Welcome back to our series on Summer Sportswear! As we continue with the theme, in this installment. Shari is back with a new look for the Sporty Shirtwaist. Follow along as she shows us how to add a delightful little detail called a Mitered Placket, and combines the Liberty Jane Button Up Shirt with the Thimbles Gigot Sleeve to create a lovely new Shirtwaist design!
Here's more from Shari...

Although the earliest more masculine looking shirtwaists allowed women to engage in more active pursuits, women grew bored with their plainness and began to add more and more feminine details. A few tucks, pleats, or gathers, to add a little fullness to the front and puffed sleeves to give them a bit more dimension – the puffier the better.

The Gigot sleeve (also known as the leg-o-mutton sleeve) was one of the most distinctive fashion design elements of the 1830s. These sleeves could reach enormous widths, taking up to 2 ½ yards of fabric for each sleeve. Many critics deemed them a ridiculous waste of fabric and by the time Queen Victoria ascended to the throne in 1837, they had all but disappeared.

*pictured above, the Thimbles and Acorns Gigot Sleeve Dress
Gigot sleeves remained out of fashion for fifty years before the fad reasserted itself again toward the end of Queen Victoria's reign. The hourglass figure was in style and large Gigot sleeves helped to create the illusion of a smaller waist.

One must admit, there is something rather attractive about these large puffed sleeves.
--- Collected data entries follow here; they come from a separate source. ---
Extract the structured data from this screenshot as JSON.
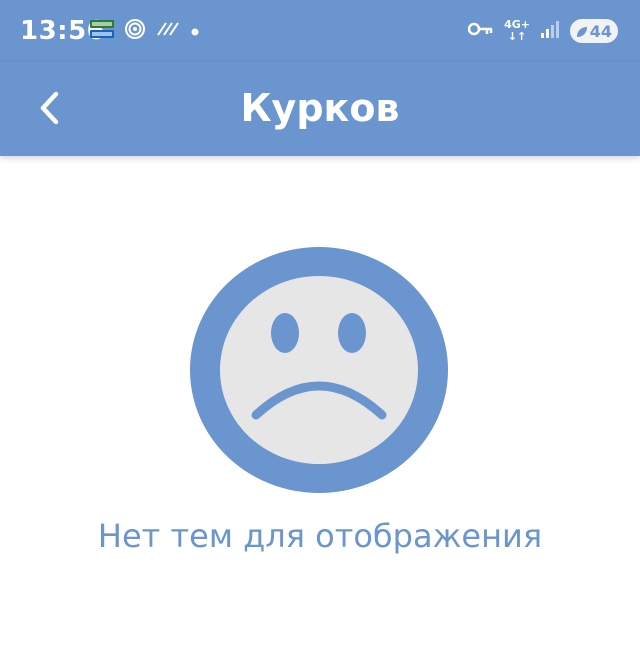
{
  "status_bar": {
    "time": "13:56",
    "left_icons": [
      "mir-sbp-icon",
      "spiral-icon",
      "hatched-icon",
      "dot-icon"
    ],
    "network": {
      "type": "4G+",
      "arrows": "↓↑"
    },
    "battery": {
      "level": "44"
    },
    "right_icons": [
      "key-icon",
      "signal-icon",
      "battery-icon"
    ]
  },
  "header": {
    "title": "Курков",
    "back_icon": "chevron-left-icon"
  },
  "empty_state": {
    "icon": "sad-face-icon",
    "message": "Нет тем для отображения"
  },
  "colors": {
    "primary": "#6a95cf",
    "face_fill": "#e6e6e6",
    "background": "#ffffff"
  }
}
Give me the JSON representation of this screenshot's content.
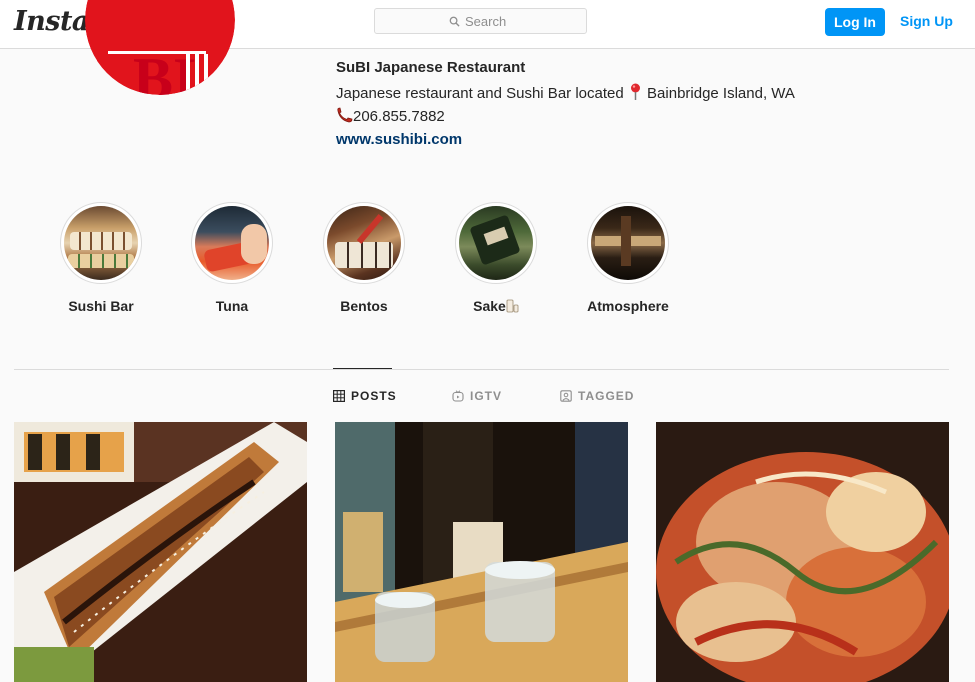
{
  "header": {
    "logo_text": "Instagram",
    "search_placeholder": "Search",
    "login_label": "Log In",
    "signup_label": "Sign Up",
    "accent_color": "#0095f6"
  },
  "profile": {
    "avatar_letters": "BI",
    "name": "SuBI Japanese Restaurant",
    "bio_line1": "Japanese restaurant and Sushi Bar located",
    "bio_location": "Bainbridge Island, WA",
    "phone": "206.855.7882",
    "website": "www.sushibi.com"
  },
  "highlights": [
    {
      "label": "Sushi Bar"
    },
    {
      "label": "Tuna"
    },
    {
      "label": "Bentos"
    },
    {
      "label": "Sake"
    },
    {
      "label": "Atmosphere"
    }
  ],
  "tabs": [
    {
      "label": "POSTS",
      "icon": "grid-icon",
      "active": true
    },
    {
      "label": "IGTV",
      "icon": "igtv-icon",
      "active": false
    },
    {
      "label": "TAGGED",
      "icon": "tagged-icon",
      "active": false
    }
  ]
}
The book Anne of Green Gables was published in 1905 and the young heroine of the story, Anne Shirley longed to have a dress with pretty puffed sleeves.
Puffed sleeves are so fashionable now. It would give me such a thrill, Marilla, just to wear a dress with puffed sleeves.”
“Well, you’ll have to do without your thrill. I hadn’t any material to waste on puffed sleeves. I think they are ridiculous-looking things anyhow. I prefer the plain, sensible ones.”
“But I’d rather look ridiculous when everybody else does than plain and sensible all by myself,” persisted Anne mournfully.
In my previous tutorial, I showed you how to hack Liberty Jane's Button Up Shirt into a simple shirtwaist. Let's see if I can turn it into a shirtwaist that would give Anne a thrill.

I started by adding a little fullness to the shirt front pattern piece. To do this, I split the pattern piece from top to bottom in several places and put it back together adding about 1 1/2” of width in total.

After cutting out the pieces, I sewed gathering stitches along the shoulders and neckline to gather the added fullness into the shoulder seam and collar.
Sew the shirt together, following the original instructions, until it's time to add the sleeves.
Cut out the a set of Gigot sleeves and plackets, using the bonus GIGOT SLEEVE pattern piece provided in this SWC Bonuses Section. Apply the plackets, as shown in this tutorial.
Once the plackets are in place, pin a sleeve to each armscye of your shirt, making sure the placket side of the sleeve is on the back side of the shirt. Draw up the gathering stitches, evenly centering the fullness along the top of the armscye. Stitch. Clip the curves and finish the seam allowances, if desired.

Sew up the sides seams, following the original instructions. To finish the sleeve, turn the bottom edge under a 1/4” and then another 1/4” to form a double-fold hem and pin in place. Hand stitch to secure. Apply a small snap at the bottom edge of the placket for a closure.



As is typical with fads, the popularity of the enormous gigot sleeves, in the 1890s didn’t last long. They deflated down to smaller and smaller puffs until around 1915 when a loosely fitted sleeve was the most fashionable. Looking to make something a little different? You can use this sleeve with just about any shirt or bodice pattern with standard size armscyes to add a bit of Edwardian panache.

A good fad never truly dies, however, and when I was in junior high school in the early 1980s, I longed for those beautiful puffed sleeves, just as much as Anne Shirley. By this time, I had started to take sewing seriously and with the help of my grandmother we sewed this blouse for me.
And just 45 years later, there are hints in some fashion circles that these sleeves may be coming back into fashion again today.

If you're looking for a few modern examples for dolls, we've got a few from these designers too!

Very cute
Loved watching you make these
Jane P
June 22, 2025
The blouse in the Geniewren pattern resembles blouses we wore with hip hugging bell bottoms in the late 60s and early 70s. Very hippy style.